It's Tuesday and I'm already getting the itch to head to AREA 51 for some socializin'. I had a lot of spare time on my hands today which will be confirmed by today's entry.
Many of you have asked me to post some of my songs in my journal. Others have begged me not to post my songs. In either event, I went to My Space karaoke today and recorded a song by Elvis Presley entitled "An American Trilogy." The results are not exactly what I wanted, but the limited recording sound and effects are not studio quality and I just left "close enough" alone.
You can hear the song by going to my sidebar under Favorite Sites and clicking the title. I'll be posting future recordings there for those of you who would like to hear them. I've had several other requests but the microphone didn't fit.
Vice President Dick Cheney, speaking to the National Press Club in Washington, made a remark which was quickly criticized by representatives of West Virginia.
Talking about his family roots and how he's distantly related to Barack Obama, the vice president noted that he has Cheneys on both sides of his family and, "we don't even live in West Virginia." Cheney subsequently apologized for his ill-advised quip.
While I feel the joke was harmless in nature and any state could have been inserted in place of West Virginia, I did some additional investigationabout West Virginian reactions on the Internet and found these stories:
Homer Cornpone and his wife were interviewed by the media as to his thoughts on the matter and he remarked, "These Washington homosexual communists don't know nothin' about our state and ought to keep their big mouths shut, ain't that right, Sis?"
After the interview, Homer was pulled over by a West Virginia state trooper for a traffic violation. The officer came to Homer and said, "Do you have any I.D. ?" Homer said, "About what?" Homer's wife didn't even remove the Marlboro from her mouth as she told the state trooper to kiss her ass.
The Pictures: The trials, tribulations and adventures of America's space shuttles.
This Date In History: 1937; American divorcee Wallis Simpson weds the Duke of Windsor, formerly Edward VIII, who abdicated the British throne to marry her. 1948; The Hale telescope, the largest telescope in the world at the time, is dedicated at Mount Palomar Observatory in California. 1959; Singapore gains its independence from Britain, becoming self-governing in the Commonwealth of Nations. 1968; Valerie Solanas, an actor and author of SCUM Manifesto. a pamphlet denouncing men, shoots and wounds artist Andy Warhol at his New York studio.
Birthdays: Jefferson Davis, Confederate president (1808), Charles Drew, physician (1904), Josephine Baker, American born French singer and dancer (1906), Allen Ginsberg, poet (1926), Larry McMurtry, novelist (1936).
The Hits Just Keep On Coming: Continuing with Monday's ramblings from comedian George Carlin, here's some more New Rules Part Deux:
Rule Six: I am not the cashier!
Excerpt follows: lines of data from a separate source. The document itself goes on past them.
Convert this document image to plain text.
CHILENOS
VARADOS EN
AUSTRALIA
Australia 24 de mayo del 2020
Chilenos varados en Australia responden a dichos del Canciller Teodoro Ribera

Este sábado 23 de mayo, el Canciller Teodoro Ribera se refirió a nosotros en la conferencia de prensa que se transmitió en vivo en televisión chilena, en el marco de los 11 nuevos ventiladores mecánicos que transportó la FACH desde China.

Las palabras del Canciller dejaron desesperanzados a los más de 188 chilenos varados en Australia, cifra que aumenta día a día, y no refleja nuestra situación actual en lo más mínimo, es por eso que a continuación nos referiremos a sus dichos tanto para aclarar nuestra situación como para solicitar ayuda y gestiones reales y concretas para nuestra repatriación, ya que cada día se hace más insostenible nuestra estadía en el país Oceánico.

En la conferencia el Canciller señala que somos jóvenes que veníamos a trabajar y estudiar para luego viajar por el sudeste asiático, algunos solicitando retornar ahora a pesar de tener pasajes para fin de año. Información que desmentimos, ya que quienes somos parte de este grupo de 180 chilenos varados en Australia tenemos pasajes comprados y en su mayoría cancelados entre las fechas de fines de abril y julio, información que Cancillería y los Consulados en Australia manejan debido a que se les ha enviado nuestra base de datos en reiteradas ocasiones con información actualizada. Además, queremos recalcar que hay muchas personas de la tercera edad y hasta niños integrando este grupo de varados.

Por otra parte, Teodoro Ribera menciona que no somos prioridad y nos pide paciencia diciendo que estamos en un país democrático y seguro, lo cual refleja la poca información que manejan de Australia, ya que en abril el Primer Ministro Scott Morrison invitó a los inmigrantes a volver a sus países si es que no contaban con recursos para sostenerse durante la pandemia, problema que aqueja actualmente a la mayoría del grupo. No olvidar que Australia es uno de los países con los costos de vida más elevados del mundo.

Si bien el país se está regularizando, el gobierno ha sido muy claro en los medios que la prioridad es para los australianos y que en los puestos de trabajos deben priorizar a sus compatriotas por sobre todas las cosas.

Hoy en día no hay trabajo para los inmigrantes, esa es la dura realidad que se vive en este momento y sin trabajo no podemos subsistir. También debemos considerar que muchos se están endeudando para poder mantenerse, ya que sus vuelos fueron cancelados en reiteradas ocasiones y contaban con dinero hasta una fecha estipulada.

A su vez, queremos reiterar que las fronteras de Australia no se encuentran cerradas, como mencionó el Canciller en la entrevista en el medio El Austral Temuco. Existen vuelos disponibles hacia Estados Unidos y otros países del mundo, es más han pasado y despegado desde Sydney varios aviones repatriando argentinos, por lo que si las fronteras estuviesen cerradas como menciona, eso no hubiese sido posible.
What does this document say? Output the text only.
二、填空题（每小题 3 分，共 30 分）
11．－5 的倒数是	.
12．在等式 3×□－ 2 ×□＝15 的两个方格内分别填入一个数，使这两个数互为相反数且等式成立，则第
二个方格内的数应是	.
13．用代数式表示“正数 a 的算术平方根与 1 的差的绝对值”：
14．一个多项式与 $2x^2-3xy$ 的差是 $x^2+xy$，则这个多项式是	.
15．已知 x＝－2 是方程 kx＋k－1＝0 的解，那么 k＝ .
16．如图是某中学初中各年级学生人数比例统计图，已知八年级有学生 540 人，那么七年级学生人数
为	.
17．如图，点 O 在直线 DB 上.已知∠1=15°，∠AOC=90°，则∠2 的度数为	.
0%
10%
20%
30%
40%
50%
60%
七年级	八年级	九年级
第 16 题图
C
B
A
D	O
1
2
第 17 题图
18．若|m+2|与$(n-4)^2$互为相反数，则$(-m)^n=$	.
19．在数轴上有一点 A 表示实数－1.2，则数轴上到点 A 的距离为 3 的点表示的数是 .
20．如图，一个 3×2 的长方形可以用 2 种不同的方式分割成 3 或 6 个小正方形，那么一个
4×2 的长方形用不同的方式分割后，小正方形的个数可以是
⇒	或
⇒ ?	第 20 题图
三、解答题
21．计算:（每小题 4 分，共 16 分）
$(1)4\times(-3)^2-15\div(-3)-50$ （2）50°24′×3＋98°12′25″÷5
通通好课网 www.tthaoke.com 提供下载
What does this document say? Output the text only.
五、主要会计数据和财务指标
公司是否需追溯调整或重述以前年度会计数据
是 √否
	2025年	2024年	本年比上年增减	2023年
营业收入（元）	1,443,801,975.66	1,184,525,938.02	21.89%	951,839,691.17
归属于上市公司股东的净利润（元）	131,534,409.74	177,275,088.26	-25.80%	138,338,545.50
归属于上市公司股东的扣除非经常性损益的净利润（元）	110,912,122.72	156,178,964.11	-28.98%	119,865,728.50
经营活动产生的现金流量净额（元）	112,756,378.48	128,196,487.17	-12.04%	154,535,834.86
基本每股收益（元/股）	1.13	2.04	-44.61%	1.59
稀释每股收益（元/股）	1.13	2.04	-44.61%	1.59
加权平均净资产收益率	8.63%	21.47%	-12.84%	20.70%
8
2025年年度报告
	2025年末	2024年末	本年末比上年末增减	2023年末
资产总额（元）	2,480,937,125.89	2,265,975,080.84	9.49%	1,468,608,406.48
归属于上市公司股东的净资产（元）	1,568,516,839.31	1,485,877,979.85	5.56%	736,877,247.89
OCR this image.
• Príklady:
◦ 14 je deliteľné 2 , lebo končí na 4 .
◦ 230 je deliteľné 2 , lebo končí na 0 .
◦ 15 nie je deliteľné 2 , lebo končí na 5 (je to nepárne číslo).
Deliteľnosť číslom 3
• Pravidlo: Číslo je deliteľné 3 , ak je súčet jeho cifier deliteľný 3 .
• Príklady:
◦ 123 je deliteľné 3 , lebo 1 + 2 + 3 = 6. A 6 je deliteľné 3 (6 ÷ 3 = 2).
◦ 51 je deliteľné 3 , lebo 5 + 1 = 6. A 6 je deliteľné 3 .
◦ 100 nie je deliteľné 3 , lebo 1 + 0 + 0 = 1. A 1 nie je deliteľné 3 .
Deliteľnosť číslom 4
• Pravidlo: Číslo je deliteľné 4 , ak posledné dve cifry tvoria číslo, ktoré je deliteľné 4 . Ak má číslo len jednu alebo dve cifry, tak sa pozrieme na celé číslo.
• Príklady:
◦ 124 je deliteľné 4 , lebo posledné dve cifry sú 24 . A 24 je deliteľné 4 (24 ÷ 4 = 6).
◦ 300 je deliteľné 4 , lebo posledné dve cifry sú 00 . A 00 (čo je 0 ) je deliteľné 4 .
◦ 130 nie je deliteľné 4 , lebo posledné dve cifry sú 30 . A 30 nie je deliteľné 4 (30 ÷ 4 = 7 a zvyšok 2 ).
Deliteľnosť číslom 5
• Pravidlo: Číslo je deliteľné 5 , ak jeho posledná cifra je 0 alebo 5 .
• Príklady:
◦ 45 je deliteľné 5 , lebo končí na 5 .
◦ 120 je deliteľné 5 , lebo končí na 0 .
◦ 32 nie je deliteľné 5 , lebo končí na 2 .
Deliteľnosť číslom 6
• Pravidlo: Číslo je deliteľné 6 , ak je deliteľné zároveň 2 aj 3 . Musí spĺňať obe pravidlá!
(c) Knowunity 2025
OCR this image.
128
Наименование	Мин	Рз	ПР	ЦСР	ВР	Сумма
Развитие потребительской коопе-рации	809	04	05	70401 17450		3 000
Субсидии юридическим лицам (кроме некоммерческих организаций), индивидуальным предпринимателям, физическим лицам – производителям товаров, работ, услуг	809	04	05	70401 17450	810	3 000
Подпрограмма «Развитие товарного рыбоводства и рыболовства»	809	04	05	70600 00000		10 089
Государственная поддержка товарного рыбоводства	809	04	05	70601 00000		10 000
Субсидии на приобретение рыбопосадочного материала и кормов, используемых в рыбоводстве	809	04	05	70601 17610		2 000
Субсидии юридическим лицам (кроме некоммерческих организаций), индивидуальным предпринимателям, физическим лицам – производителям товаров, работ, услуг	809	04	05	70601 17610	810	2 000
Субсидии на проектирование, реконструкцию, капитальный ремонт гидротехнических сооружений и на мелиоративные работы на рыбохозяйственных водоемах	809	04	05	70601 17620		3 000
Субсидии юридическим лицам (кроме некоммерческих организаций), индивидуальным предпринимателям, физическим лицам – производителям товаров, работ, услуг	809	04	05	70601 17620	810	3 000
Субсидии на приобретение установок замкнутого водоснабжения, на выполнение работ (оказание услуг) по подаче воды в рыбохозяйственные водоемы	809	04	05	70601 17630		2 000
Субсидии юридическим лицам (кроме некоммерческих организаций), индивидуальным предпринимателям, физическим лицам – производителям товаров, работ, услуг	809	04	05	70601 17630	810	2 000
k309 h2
By the time I finish sliding my card, entering my pin number, pressing enter, verifying the amount, deciding that I don't want cash back and pressing enter again, the little jerk who is supposed to be ringing me up is standing there eating my Almond Joy.
Rule Seven: Stop screwing with old people! Target is introducing a new redesigned pill bottle that's square, with a bigger label and the top is now the bottom. By the time grandpa figures out how to open thedamn thing to take his medicine, he'll be in the morgue. Congratulations Target ! You've just solved the Social Security problem.
Rule Eight: The more complicated the Starbucks order, the bigger the asshole! The guy who orders a 'decaf grande half-soy, half low-fat, iced vanilla, double-shot cappuccino with one sweet and low,' usually qualifies as asshole number one.
Rule Nine: If you ever want to be a credible adult and earn more than the minimum wage, don't pierce or tattoo every available piece of flesh on you body! If you do so, plan your future around the phrase, 'Do you want fries with that?'
Rule Ten: When I ask you how old your toddler is, I don't need to know the number of months. 'He's two,' will do just fine. He's not fine wine or aged cheese and I really didn't care in the first place.
Rex was feeling depressed over his having to wear the dog collar after the injury to his front paw.
He was further insulted when he was informed that being tied to the front porch facing south-southwest, his dog collar was being used to pick up 55 channels for his owner's television set.
That's it for today my little tater tots. More tomorrow.